Texte de Serge Toussaint
Grand Maître de l’Ordre de la Rose-Croix
Dans les pays dits développés, la société accorde de plus en plus d’importance au luxe et encourage les gens à le rechercher : maison de luxe, hôtel de luxe, voiture de luxe, bateau de luxe, article de luxe, produit de luxe… Quel que soit le domaine concerné, le luxe nécessite des moyens financiers que tout le monde n’a pas. Or, il est avéré que de plus en plus de personnes le consomment sous une forme ou sous une autre, y compris parmi celles qui n’ont pas (vraiment) les ressources financières adéquates. Cela suppose que nombre d’entre elles s’endettent ou se privent de l’essentiel pour satisfaire tel ou tel désir de luxe.
Pour justifier l’attrait que le luxe exerce sur un nombre croissant d’individus, certains diront qu’il répond à un droit légitime auquel tout être humain devrait avoir accès, et que c’est une bonne chose qu’il se « démocratise ». Ce point de vue, auquel chacun est libre de souscrire, élude à mon avis la vraie question qui se pose en la matière, à savoir : le luxe est-il une nécessité pour être heureux et connaître le bonheur ? De toute évidence, la réponse est non. Pour s’en convaincre, il suffit de penser à tous ceux et à toutes celles qui mènent une vie luxueuse et qui néanmoins sont tristes et malheureux.
Dans certains de ses aspects, on ne peut nier que le luxe est un gage de qualité, de beauté et de raffinement, ce qui ne veut pas dire, naturellement, que la qualité, la beauté et le raffinement ne se trouvent que dans le luxe. Mais trop souvent, celui-ci sert également à mettre en évidence un rang social élevé et à « briller » par les apparences. Il devient alors la vitrine d’une certaine vanité et d’un certain snobisme, et confine à l’indécence. « Étaler » sa richesse et faire du luxe un faire-valoir dénote à la fois un manque d’intelligence et un manque de considération à l’égard des pauvres et des plus défavorisés. Malheureusement, la société actuelle banalise et encourage ce genre de comportement.

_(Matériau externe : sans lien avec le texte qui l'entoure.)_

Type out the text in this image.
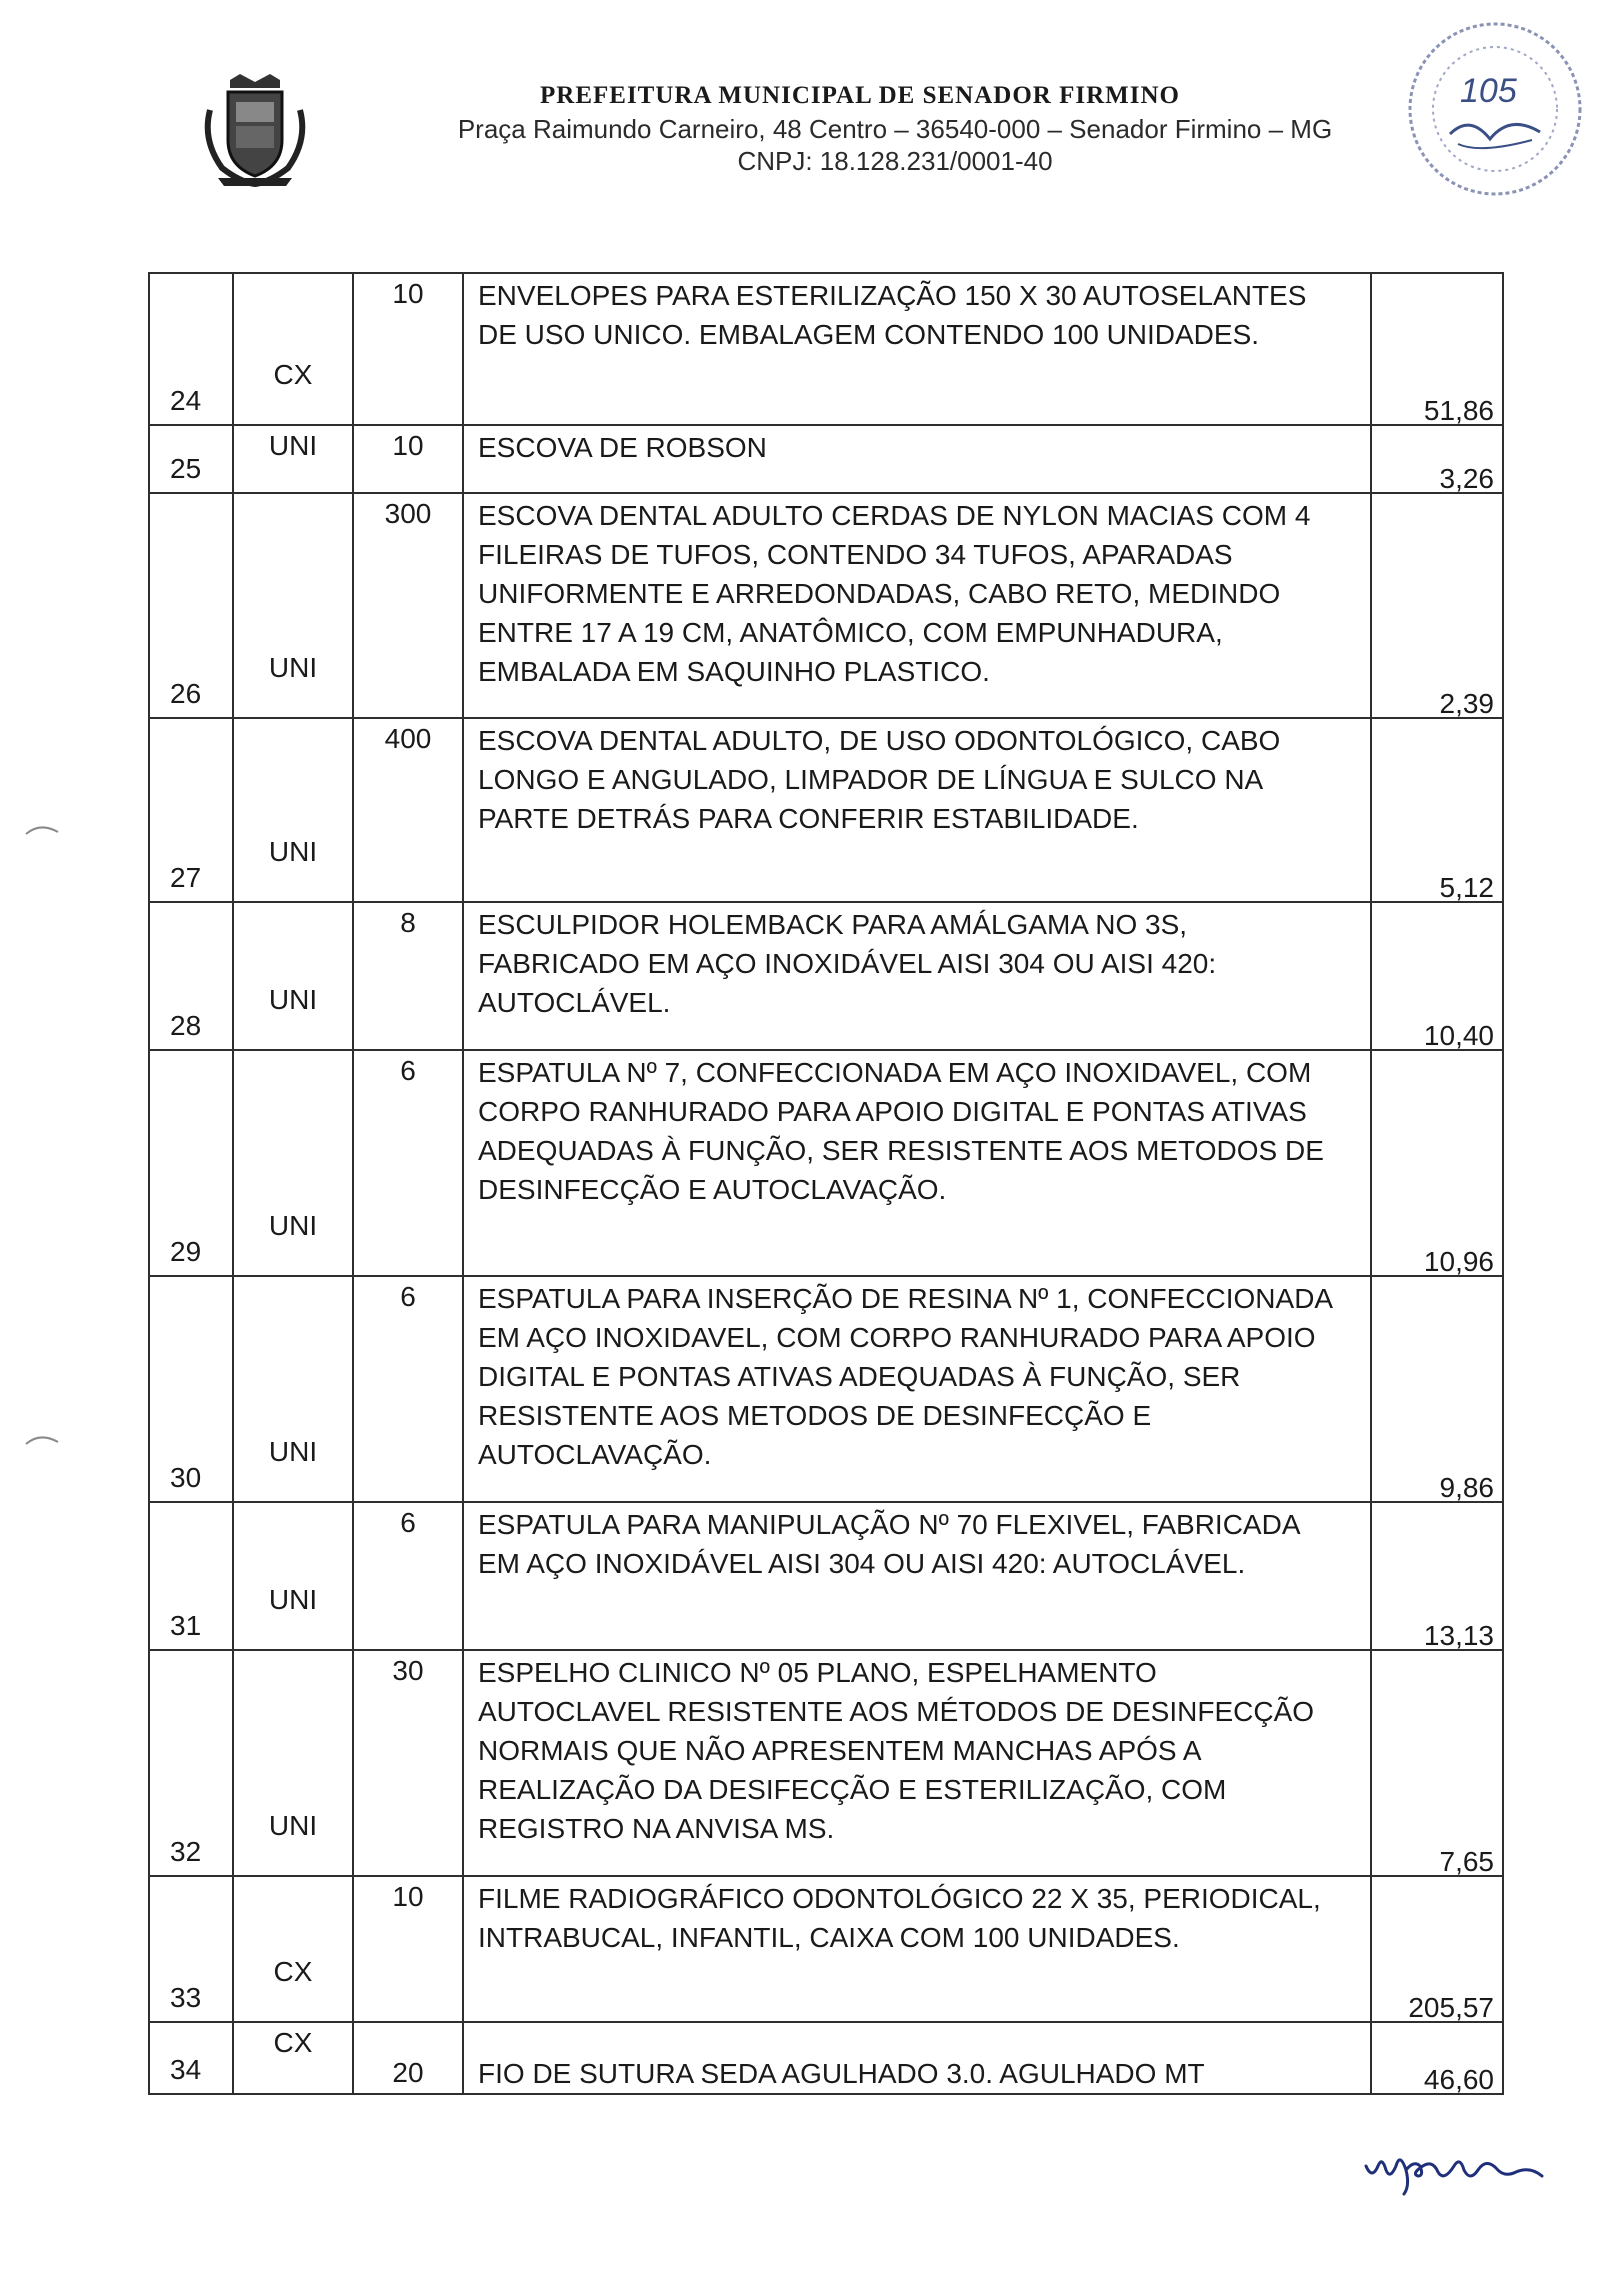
PREFEITURA MUNICIPAL DE SENADOR FIRMINO
Praça Raimundo Carneiro, 48 Centro – 36540-000 – Senador Firmino – MG
CNPJ: 18.128.231/0001-40
105
24	CX	10	ENVELOPES PARA ESTERILIZAÇÃO 150 X 30 AUTOSELANTES DE USO UNICO. EMBALAGEM CONTENDO 100 UNIDADES.	51,86

25	UNI	10	ESCOVA DE ROBSON	3,26

26	UNI	300	ESCOVA DENTAL ADULTO CERDAS DE NYLON MACIAS COM 4 FILEIRAS DE TUFOS, CONTENDO 34 TUFOS, APARADAS UNIFORMENTE E ARREDONDADAS, CABO RETO, MEDINDO ENTRE 17 A 19 CM, ANATÔMICO, COM EMPUNHADURA, EMBALADA EM SAQUINHO PLASTICO.	2,39

27	UNI	400	ESCOVA DENTAL ADULTO, DE USO ODONTOLÓGICO, CABO LONGO E ANGULADO, LIMPADOR DE LÍNGUA E SULCO NA PARTE DETRÁS PARA CONFERIR ESTABILIDADE.	5,12

28	UNI	8	ESCULPIDOR HOLEMBACK PARA AMÁLGAMA NO 3S, FABRICADO EM AÇO INOXIDÁVEL AISI 304 OU AISI 420: AUTOCLÁVEL.	10,40

29	UNI	6	ESPATULA Nº 7, CONFECCIONADA EM AÇO INOXIDAVEL, COM CORPO RANHURADO PARA APOIO DIGITAL E PONTAS ATIVAS ADEQUADAS À FUNÇÃO, SER RESISTENTE AOS METODOS DE DESINFECÇÃO E AUTOCLAVAÇÃO.	10,96

30	UNI	6	ESPATULA PARA INSERÇÃO DE RESINA Nº 1, CONFECCIONADA EM AÇO INOXIDAVEL, COM CORPO RANHURADO PARA APOIO DIGITAL E PONTAS ATIVAS ADEQUADAS À FUNÇÃO, SER RESISTENTE AOS METODOS DE DESINFECÇÃO E AUTOCLAVAÇÃO.	9,86

31	UNI	6	ESPATULA PARA MANIPULAÇÃO Nº 70 FLEXIVEL, FABRICADA EM AÇO INOXIDÁVEL AISI 304 OU AISI 420: AUTOCLÁVEL.	13,13

32	UNI	30	ESPELHO CLINICO Nº 05 PLANO, ESPELHAMENTO AUTOCLAVEL RESISTENTE AOS MÉTODOS DE DESINFECÇÃO NORMAIS QUE NÃO APRESENTEM MANCHAS APÓS A REALIZAÇÃO DA DESIFECÇÃO E ESTERILIZAÇÃO, COM REGISTRO NA ANVISA MS.	7,65

33	CX	10	FILME RADIOGRÁFICO ODONTOLÓGICO 22 X 35, PERIODICAL, INTRABUCAL, INFANTIL, CAIXA COM 100 UNIDADES.	205,57

34	CX	20	FIO DE SUTURA SEDA AGULHADO 3.0. AGULHADO MT	46,60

Il est naturel et légitime de rechercher et d’apprécier ce qui est bon, beau, confortable, agréable, etc. Cela répond à un désir inné de l’âme humaine, ce qui explique pourquoi tout individu aspire à améliorer sa condition et à être heureux. Et lorsque l’on a la chance et le privilège d’être comblés sur le plan matériel, au point de vivre dans le luxe ou d’y avoir accès de temps à autre, on devrait songer à remercier régulièrement, sinon la Divine Providence, au moins la Vie elle-même. Plus encore : on devrait avoir à cœur d’aider ceux qui sont dans le besoin et qui n’ont pas même le nécessaire pour vivre décemment.
L’accès au luxe a toujours été considéré comme une marque de réussite sociale. Pourtant, «réussir dans la vie» n’est ni un but en soi ni un gage de bonheur. Ce qui l’est, c’est de «réussir sa vie», c’est-à-dire d’en faire le support d’une quête de sens et de réalisation intérieure, au contact des autres. Pour cela, nul n’est besoin de vivre dans le luxe, et encore moins d’en faire étalage. Au plus profond de lui-même, tout individu sait que la vraie richesse ne se situe pas dans l’avoir et le paraître, mais dans l’être. Aussi longtemps que l’on ne se conforme pas à cette vérité, on se ment à soi-même et on ne peut être heureux, aussi riche et célèbre soit-on.